DefaultTimeoutStartSec et DefaultTimeoutStopSec

J’ai trouvé le service responsable mais j’ai dû déboguer, je n’ai évidemment pas fait cela sur des serveurs en prod. Peut-on réduire le temps de reboot en se passant de la phase de recherche/debug ?

Déjà afin de connaître le temps d’arrêt et de démarrage d’un service, on peut utiliser time systemctl stop servicerelou et time systemctl start servicerelou.

Je vous invite maintenant à lire ceci. Les options DefaultTimeoutStartSec= et DefaultTimeoutStopSec= permettent d’influer sur le timeout par défaut du démarrage/arrêt d’un service. Si vous modifiez ces valeurs dans le fichier /etc/systemd/system.conf, c’est le timeout par défaut de tous les services que vous modifiez.

Concrètement systemd attend 90s (par défaut) qu’un service s’arrête (stop), si au bout de ces 90s il n’est pas arrêté il va le tuer (kill). On comprend dès lors que si on met DefaultTimeoutStopSec=30s, systemd n’attendra au maximum que 30 secondes avant de tuer le service nous économisant de précieuses secondes. On peut donc au choix surcharger servicerelou (à l’aide des drop-ins) ou modifier le timeout par défaut pour tous les services (via /etc/systemd/system.conf).

Attention cependant ! Tuer un service peut provoquer une perte de données. Si votre service postgresql est éléphantesque, qu’il a besoin de 43 secondes pour s’arrêter et que vous avez mis DefaultTimeoutStopSec=30s, il sera tué au bout de 30s.

On en vient à se demander si la valeur par défaut (90s) est pertinente, est-elle juste ? Chacun se fera sa propre idée, on pourrait considérer qu’un service qui ne s’arrête pas en 60s ne s’arrêtera probablement pas davantage en 90s.

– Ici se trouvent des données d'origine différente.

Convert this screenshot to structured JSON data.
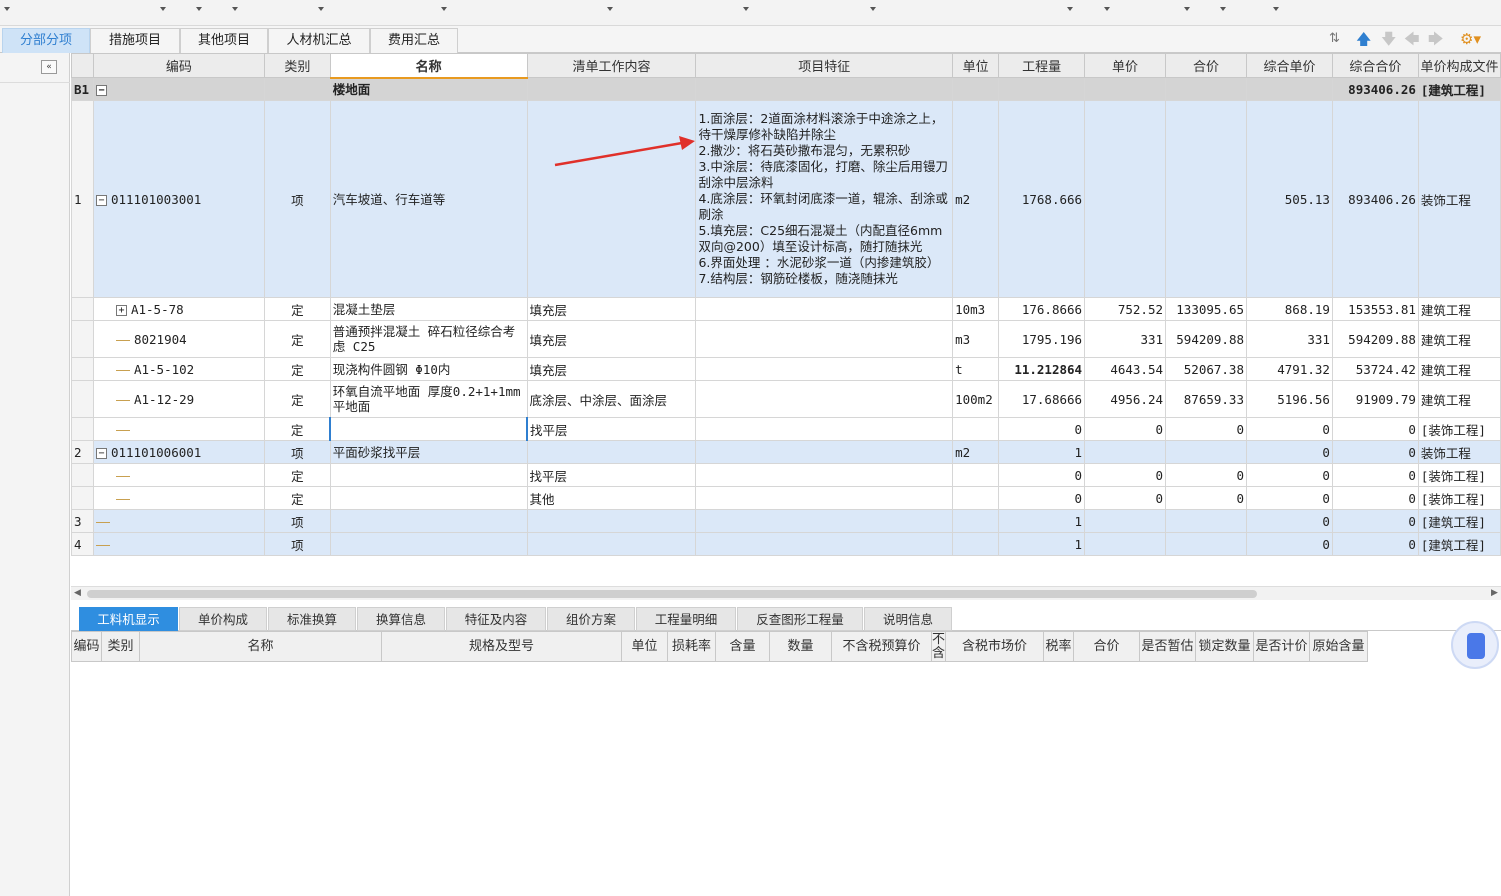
{
  "tabs": [
    "分部分项",
    "措施项目",
    "其他项目",
    "人材机汇总",
    "费用汇总"
  ],
  "active_tab": 0,
  "toolbar_icons": [
    "sort-icon",
    "move-up-icon",
    "move-down-icon",
    "move-left-icon",
    "move-right-icon",
    "settings-icon"
  ],
  "grid": {
    "headers": [
      "",
      "编码",
      "类别",
      "名称",
      "清单工作内容",
      "项目特征",
      "单位",
      "工程量",
      "单价",
      "合价",
      "综合单价",
      "综合合价",
      "单价构成文件"
    ],
    "rows": [
      {
        "kind": "b1",
        "idx": "B1",
        "code": "",
        "type": "",
        "name": "楼地面",
        "work": "",
        "feature": "",
        "unit": "",
        "qty": "",
        "price": "",
        "total": "",
        "cprice": "",
        "ctotal": "893406.26",
        "file": "[建筑工程]"
      },
      {
        "kind": "xiang",
        "idx": "1",
        "code": "011101003001",
        "type": "项",
        "name": "汽车坡道、行车道等",
        "work": "",
        "feature": [
          "1.面涂层：2道面涂材料滚涂于中途涂之上，待干燥厚修补缺陷并除尘",
          "2.撒沙：将石英砂撒布混匀，无累积砂",
          "3.中涂层：待底漆固化，打磨、除尘后用镘刀刮涂中层涂料",
          "4.底涂层：环氧封闭底漆一道，辊涂、刮涂或刷涂",
          "5.填充层：C25细石混凝土（内配直径6mm双向@200）填至设计标高，随打随抹光",
          "6.界面处理 ：水泥砂浆一道（内掺建筑胶）",
          "7.结构层：钢筋砼楼板，随浇随抹光"
        ],
        "unit": "m2",
        "qty": "1768.666",
        "price": "",
        "total": "",
        "cprice": "505.13",
        "ctotal": "893406.26",
        "file": "装饰工程"
      },
      {
        "kind": "ding",
        "idx": "",
        "code": "A1-5-78",
        "type": "定",
        "name": "混凝土垫层",
        "work": "填充层",
        "feature": "",
        "unit": "10m3",
        "qty": "176.8666",
        "price": "752.52",
        "total": "133095.65",
        "cprice": "868.19",
        "ctotal": "153553.81",
        "file": "建筑工程"
      },
      {
        "kind": "ding",
        "idx": "",
        "code": "8021904",
        "type": "定",
        "name": "普通预拌混凝土 碎石粒径综合考虑 C25",
        "work": "填充层",
        "feature": "",
        "unit": "m3",
        "qty": "1795.196",
        "price": "331",
        "total": "594209.88",
        "cprice": "331",
        "ctotal": "594209.88",
        "file": "建筑工程"
      },
      {
        "kind": "ding",
        "idx": "",
        "code": "A1-5-102",
        "type": "定",
        "name": "现浇构件圆钢 Φ10内",
        "work": "填充层",
        "feature": "",
        "unit": "t",
        "qty": "11.212864",
        "price": "4643.54",
        "total": "52067.38",
        "cprice": "4791.32",
        "ctotal": "53724.42",
        "file": "建筑工程"
      },
      {
        "kind": "ding",
        "idx": "",
        "code": "A1-12-29",
        "type": "定",
        "name": "环氧自流平地面 厚度0.2+1+1mm 平地面",
        "work": "底涂层、中涂层、面涂层",
        "feature": "",
        "unit": "100m2",
        "qty": "17.68666",
        "price": "4956.24",
        "total": "87659.33",
        "cprice": "5196.56",
        "ctotal": "91909.79",
        "file": "建筑工程"
      },
      {
        "kind": "cur",
        "idx": "",
        "code": "",
        "type": "定",
        "name": "",
        "work": "找平层",
        "feature": "",
        "unit": "",
        "qty": "0",
        "price": "0",
        "total": "0",
        "cprice": "0",
        "ctotal": "0",
        "file": "[装饰工程]"
      },
      {
        "kind": "xiang",
        "idx": "2",
        "code": "011101006001",
        "type": "项",
        "name": "平面砂浆找平层",
        "work": "",
        "feature": "",
        "unit": "m2",
        "qty": "1",
        "price": "",
        "total": "",
        "cprice": "0",
        "ctotal": "0",
        "file": "装饰工程"
      },
      {
        "kind": "ding",
        "idx": "",
        "code": "",
        "type": "定",
        "name": "",
        "work": "找平层",
        "feature": "",
        "unit": "",
        "qty": "0",
        "price": "0",
        "total": "0",
        "cprice": "0",
        "ctotal": "0",
        "file": "[装饰工程]"
      },
      {
        "kind": "ding",
        "idx": "",
        "code": "",
        "type": "定",
        "name": "",
        "work": "其他",
        "feature": "",
        "unit": "",
        "qty": "0",
        "price": "0",
        "total": "0",
        "cprice": "0",
        "ctotal": "0",
        "file": "[装饰工程]"
      },
      {
        "kind": "xiang",
        "idx": "3",
        "code": "",
        "type": "项",
        "name": "",
        "work": "",
        "feature": "",
        "unit": "",
        "qty": "1",
        "price": "",
        "total": "",
        "cprice": "0",
        "ctotal": "0",
        "file": "[建筑工程]"
      },
      {
        "kind": "xiang",
        "idx": "4",
        "code": "",
        "type": "项",
        "name": "",
        "work": "",
        "feature": "",
        "unit": "",
        "qty": "1",
        "price": "",
        "total": "",
        "cprice": "0",
        "ctotal": "0",
        "file": "[建筑工程]"
      }
    ]
  },
  "bottom_tabs": [
    "工料机显示",
    "单价构成",
    "标准换算",
    "换算信息",
    "特征及内容",
    "组价方案",
    "工程量明细",
    "反查图形工程量",
    "说明信息"
  ],
  "bottom_active": 0,
  "bottom_headers": [
    "编码",
    "类别",
    "名称",
    "规格及型号",
    "单位",
    "损耗率",
    "含量",
    "数量",
    "不含税预算价",
    "不含",
    "含税市场价",
    "税率",
    "合价",
    "是否暂估",
    "锁定数量",
    "是否计价",
    "原始含量"
  ],
  "colors": {
    "accent": "#2f7fd0",
    "row_highlight": "#dbe8f8",
    "arrow": "#e0302a"
  }
}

On peut ruser ainsi en mettant DefaultTimeoutStopSec=60s dans /etc/systemd/system.conf suivi d’un systemctl daemon-reexec, redémarrer le serveur puis remettre DefaultTimeoutStopSec=90s suivi d’un systemctl daemon-reexec. On sera d’accord pour dire que ce n’est pas propre mais les contraintes de la prod obligent parfois à utiliser des « trucs » et des rustines pour arrondir les angles.

Conclusion

Voilà c’est ce genre de « détails » que je traite dans mon nouveau job, vous aimez ?

Et puisqu’on parle de Spectre et Meltdown, OVH décrit sur cette page la disponibilité des patchs par système d’exploitation, un lien pratique mais aussi intéressant. Pour Windows Server 2008 et 2012, il faut upgrade to Windows Server 2008/2012 R2. Il y en a qui doivent l’avoir très mauvaise, il faut racheter des licences et migrer vers une autre version lol. Ça permet aussi de suivre les plus impactés et les plus rapides à patcher, par exemple Windows Server 2016 et SUSE Linux Enterprise Server sont intégralement patchés mais Debian n’a pour l’instant patché qu’une CVE sur 3.

Déjà 4 avis pertinents dans Danse avec les reboots

  • Erwann
    Attention à la gestion des plateformes de virtualisation.
    Soit les noeuds sont clusterisés et donc il est possible de rebooter des noeuds sans interruption de service – puisque les VM auront été préalablement déplacées sur d’autres noeuds – soit il est nécessaire de rebooter en une fois l’ensemble de la plateforme et alors les temps d’arrêt (shutdown) ne sont pas négligeables car il va falloir d’abord arrêter toutes les machines virtuelles avant de pouvoir rebooter la plateforme. Dans un tel cas, 60 s ou 90 s sont « peanuts », il y va plutôt de 30 à 60 minutes pour arrêter l’ensemble d’une plateforme de virtualisation hébergeant quelques centaines de VM ; cette durée devrait être connue et vérifiée car elle est critique pour le dimensionnement des alimentations de secours (en particulier pour l’autonomie des onduleurs).